Para él son por tanto nueve los modos de rezar, y cada uno
de ellos lo realizaba siempre delante de Jesús Crucificado, y expresa una
postura corporal y espiritual que, íntimamente compenetradas, favorecen el
recogimiento contemplativo y el fervor. Los primeros siete modos siguen una
línea ascendente, como los pasos de un camino, hacia la comunión con Dios
Trinidad: Santo Domingo ora de pie inclinado para expresar la humildad; tendido
en el suelo para pedir perdón por sus pecados; de rodillas haciendo penitencia
para participar en los sufrimientos del Señor; con los brazos abiertos mirando
el crucifijo para contemplar el Amor Supremo; con la mirada al cielo,
sintiéndose atraído hacia el mundo de Dios. Los dos últimos modos de rezar, en
cambio, sobre los que me gustaría brevemente detenerme, corresponden a dos prácticas
de piedad vividas habitualmente por el Santo. En primer lugar la meditación
personal, donde la oración adquiere una dimensión aún más íntima, ferviente y
serena. Al final de la recitación de la Liturgia de las Horas, y después de la
celebración de la Misa, Santo Domingo prolongaba la conversación con Dios, sin
establecer un límite de tiempo. Sentado tranquilamente, se recogía en sí mismo
en una actitud de escucha, leyendo un libro o mirando al Crucifijo. Vivía tan
intensamente estos momentos de relación con Dios que exteriormente se podían
apreciar sus reacción de alegría o de llanto. Los testigos dicen que, a veces,
entraba en una especie de éxtasis, con el rostro transfigurado, pero poco
después emprendía con humildad de nuevo sus actividades diarias, recargado por
la fuerza que viene de lo Alto. Luego practicaba la oración durante el viaje
entre un convento y otro; rezaba las laudes, la Hora Media, las Vísperas con
los compañeros, y, cruzando los valles y las colinas, contemplaba la belleza de
la creación. Entonces brotaba de su corazón un himno de alabanza y acción de
gracias a Dios por tantos dones, especialmente por la más grande de las
maravillas: la redención obrada por Cristo.

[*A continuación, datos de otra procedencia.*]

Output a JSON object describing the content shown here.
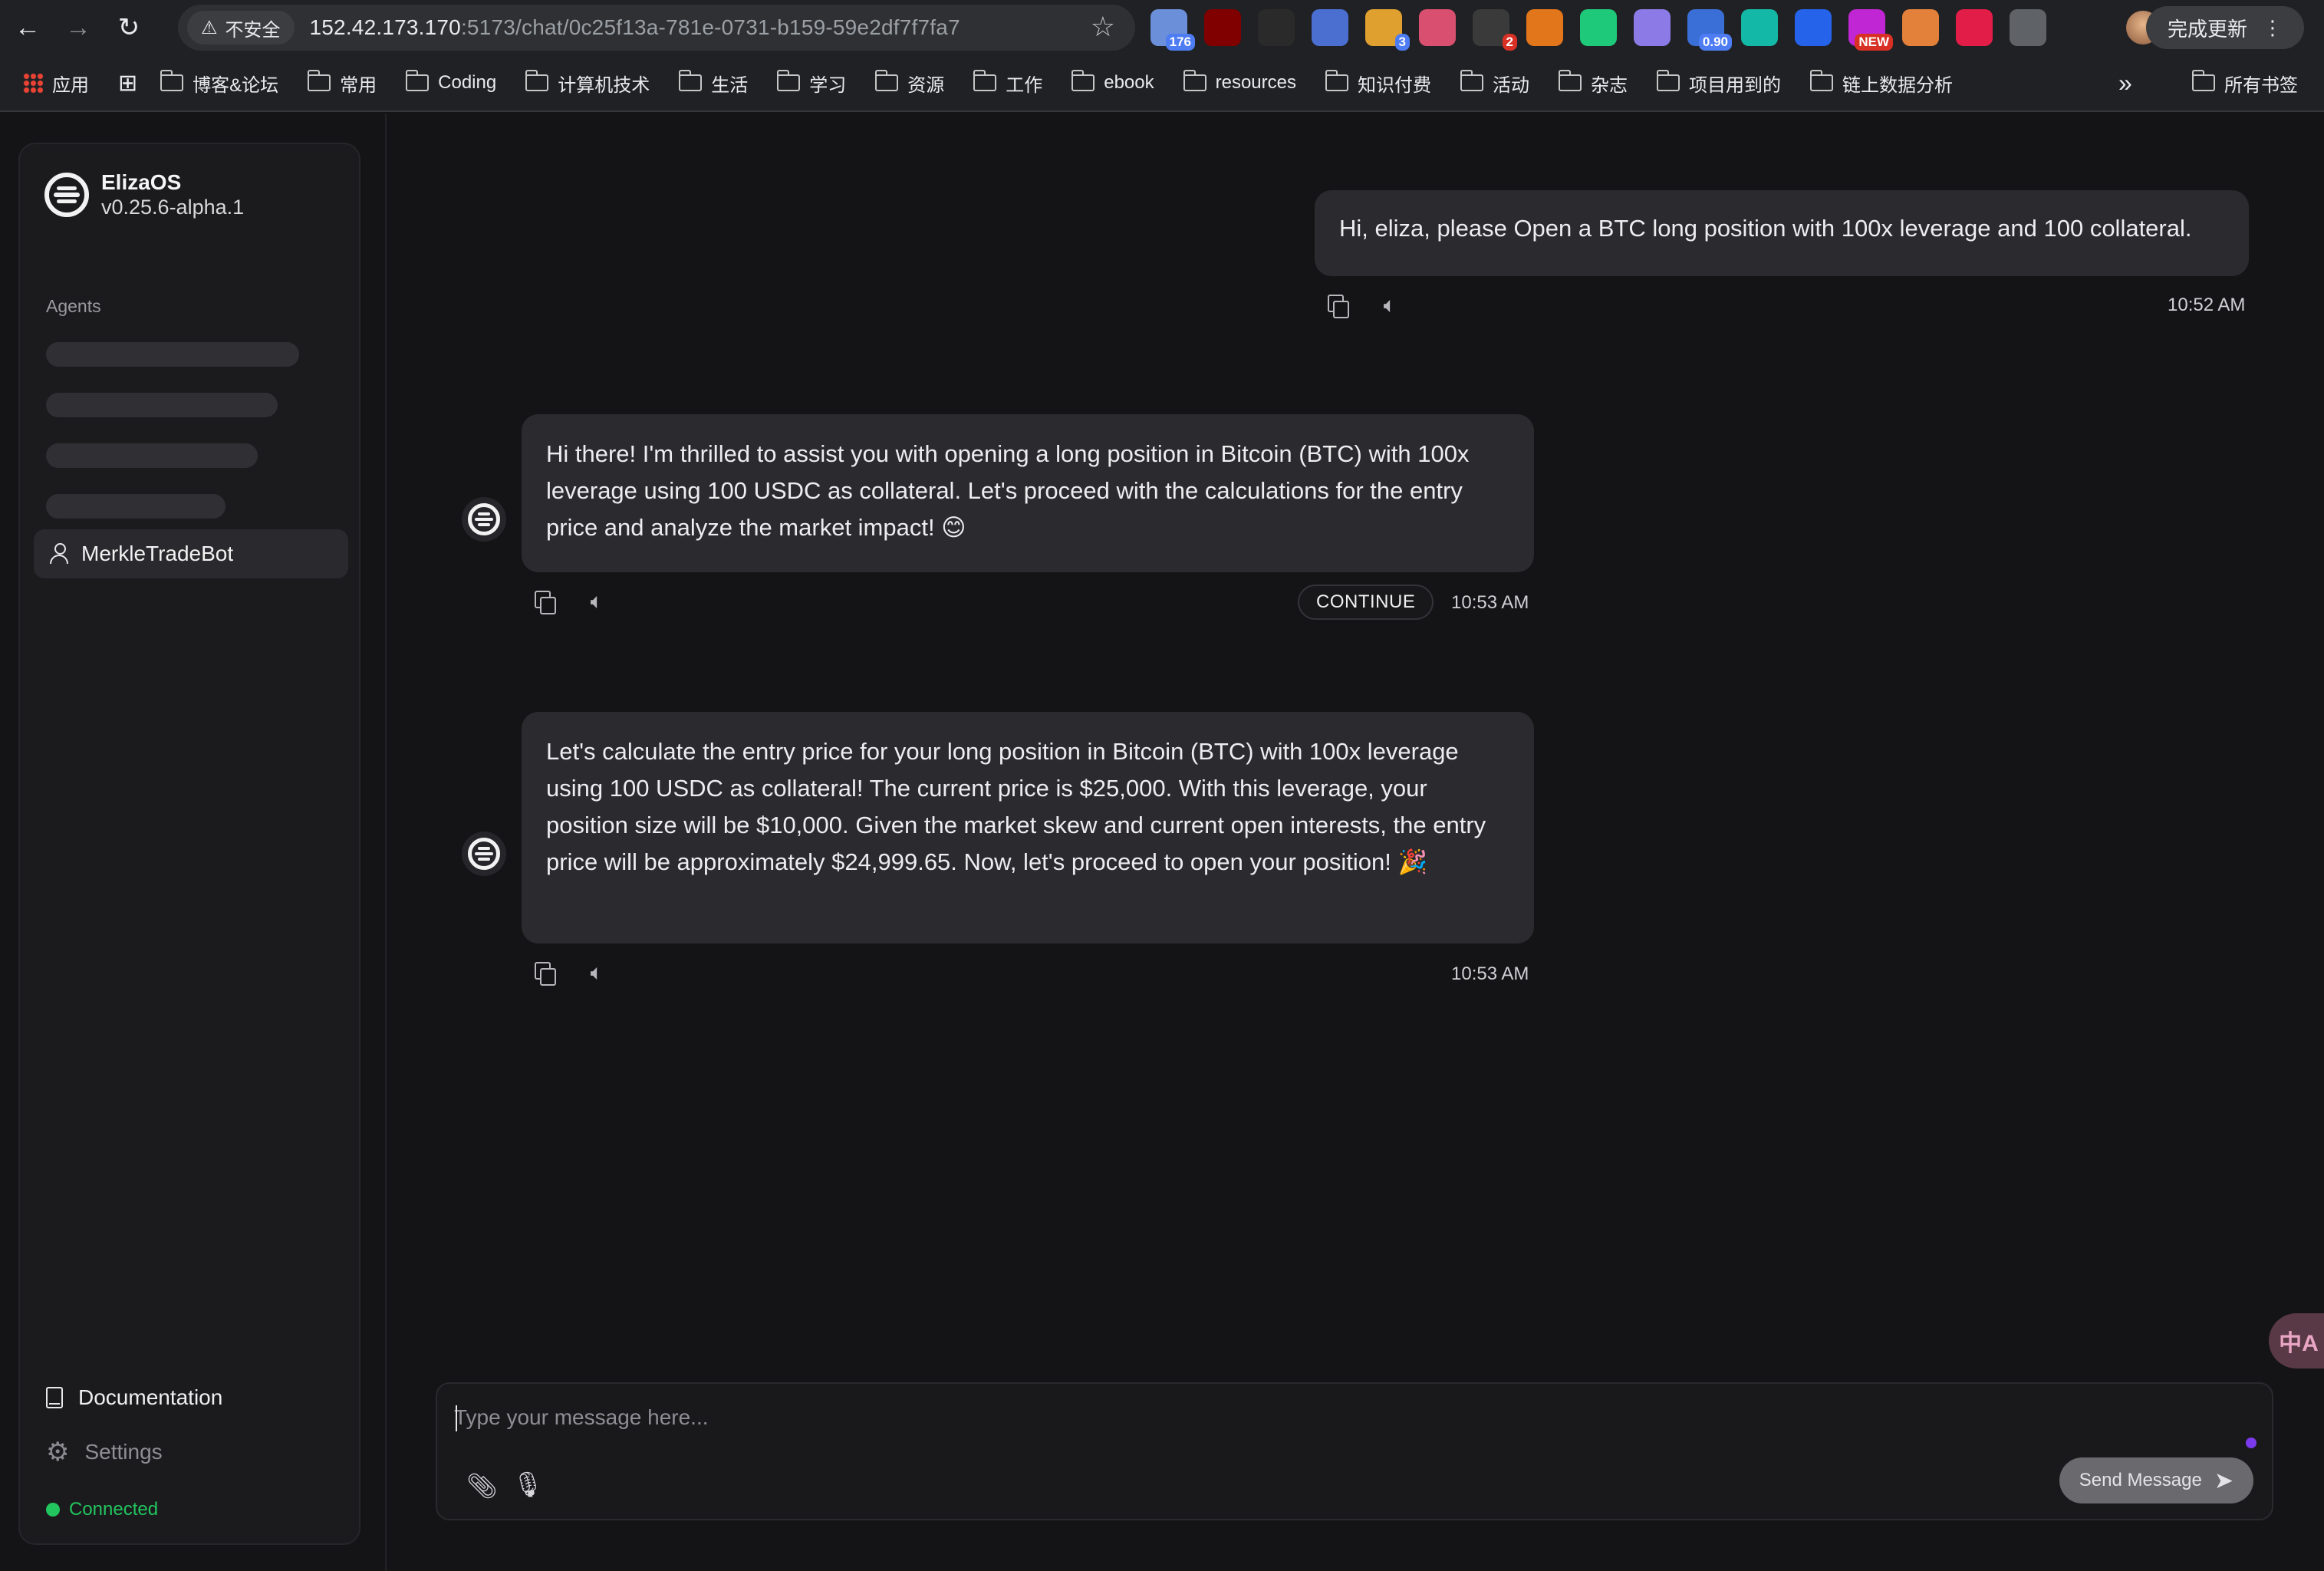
{
  "browser": {
    "back_icon": "←",
    "forward_icon": "→",
    "reload_icon": "↻",
    "security_label": "不安全",
    "url_host": "152.42.173.170",
    "url_rest": ":5173/chat/0c25f13a-781e-0731-b159-59e2df7f7fa7",
    "update_label": "完成更新",
    "extensions": [
      {
        "icon": "tv-icon",
        "badge": "176",
        "color": "#6b8fd8"
      },
      {
        "icon": "ublock-icon",
        "badge": "",
        "color": "#800000"
      },
      {
        "icon": "x-icon",
        "badge": "",
        "color": "#2a2a2a"
      },
      {
        "icon": "card-icon",
        "badge": "",
        "color": "#4a6fd1"
      },
      {
        "icon": "cat-icon",
        "badge": "3",
        "color": "#e0a030"
      },
      {
        "icon": "flower-icon",
        "badge": "",
        "color": "#d94f70"
      },
      {
        "icon": "screen-icon",
        "badge": "2",
        "color": "#3a3a3a"
      },
      {
        "icon": "fox-icon",
        "badge": "",
        "color": "#e2761b"
      },
      {
        "icon": "chart-icon",
        "badge": "",
        "color": "#1ec97a"
      },
      {
        "icon": "ghost-icon",
        "badge": "",
        "color": "#8c7ae6"
      },
      {
        "icon": "gauge-icon",
        "badge": "0.90",
        "color": "#3b6fd8"
      },
      {
        "icon": "uno-icon",
        "badge": "",
        "color": "#14b8a6"
      },
      {
        "icon": "calendar-icon",
        "badge": "",
        "color": "#2563eb"
      },
      {
        "icon": "gift-icon",
        "badge": "NEW",
        "color": "#c026d3"
      },
      {
        "icon": "s-icon",
        "badge": "",
        "color": "#e3813a"
      },
      {
        "icon": "pin-icon",
        "badge": "",
        "color": "#e11d48"
      },
      {
        "icon": "puzzle-icon",
        "badge": "",
        "color": "#5f6368"
      }
    ],
    "bookmarks": [
      {
        "label": "应用",
        "kind": "apps"
      },
      {
        "label": "",
        "kind": "grid"
      },
      {
        "label": "博客&论坛",
        "kind": "folder"
      },
      {
        "label": "常用",
        "kind": "folder"
      },
      {
        "label": "Coding",
        "kind": "folder"
      },
      {
        "label": "计算机技术",
        "kind": "folder"
      },
      {
        "label": "生活",
        "kind": "folder"
      },
      {
        "label": "学习",
        "kind": "folder"
      },
      {
        "label": "资源",
        "kind": "folder"
      },
      {
        "label": "工作",
        "kind": "folder"
      },
      {
        "label": "ebook",
        "kind": "folder"
      },
      {
        "label": "resources",
        "kind": "folder"
      },
      {
        "label": "知识付费",
        "kind": "folder"
      },
      {
        "label": "活动",
        "kind": "folder"
      },
      {
        "label": "杂志",
        "kind": "folder"
      },
      {
        "label": "项目用到的",
        "kind": "folder"
      },
      {
        "label": "链上数据分析",
        "kind": "folder"
      }
    ],
    "overflow_label": "»",
    "all_bookmarks_label": "所有书签"
  },
  "sidebar": {
    "brand_name": "ElizaOS",
    "brand_version": "v0.25.6-alpha.1",
    "agents_label": "Agents",
    "agent_name": "MerkleTradeBot",
    "documentation_label": "Documentation",
    "settings_label": "Settings",
    "status_label": "Connected",
    "status_color": "#22c55e"
  },
  "chat": {
    "messages": [
      {
        "role": "user",
        "text": "Hi, eliza, please Open a BTC long position with 100x leverage and 100 collateral.",
        "time": "10:52 AM"
      },
      {
        "role": "agent",
        "text": "Hi there! I'm thrilled to assist you with opening a long position in Bitcoin (BTC) with 100x leverage using 100 USDC as collateral. Let's proceed with the calculations for the entry price and analyze the market impact! 😊",
        "time": "10:53 AM",
        "action_label": "CONTINUE"
      },
      {
        "role": "agent",
        "text": "Let's calculate the entry price for your long position in Bitcoin (BTC) with 100x leverage using 100 USDC as collateral! The current price is $25,000. With this leverage, your position size will be $10,000. Given the market skew and current open interests, the entry price will be approximately $24,999.65. Now, let's proceed to open your position! 🎉",
        "time": "10:53 AM"
      }
    ],
    "input_placeholder": "Type your message here...",
    "send_label": "Send Message",
    "translate_label": "中A"
  }
}
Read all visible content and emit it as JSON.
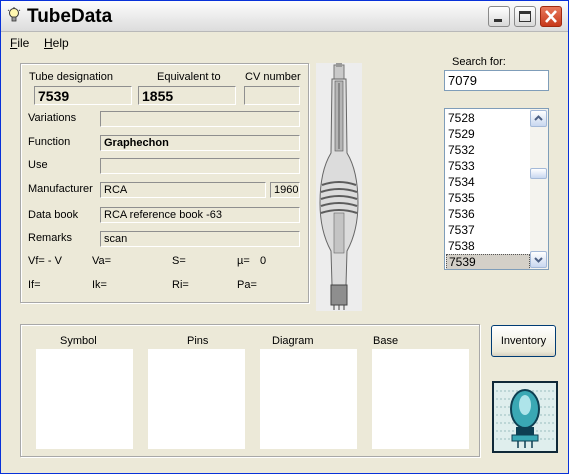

Queridos amigos, santo Domingo nos recuerda que en el origen
del testimonio de fe -que todo cristiano debe dar en familia, en el trabajo, en
el compromiso social, e incluso en los momentos de distensión-, está la
oración; sólo una relación real con Dios nos da la fuerza para vivir
intensamente todos los acontecimientos, especialmente los más dolorosos. Este
Santo nos recuerda también la importancia de la actitud externa mientras
rezamos. Estar de rodillas, de pie delante del Señor, fijar nuestra mirada en
el Crucifijo, detenernos y recogernos en silencio, no es una cosa secundaria,
sino que nos ayuda a ponernos interiormente con toda nuestra persona, en
relación con Dios. Quisiera llamar la atención una vez más sobre la necesidad
para nuestra vida espiritual, de encontrar momentos cada día para orar con
tranquilidad; será también una manera de ayudar a los que nos rodean para
entrar en el círculo luminoso de la presencia de Dios, que trae la paz y el
amor que todos necesitamos. Gracias.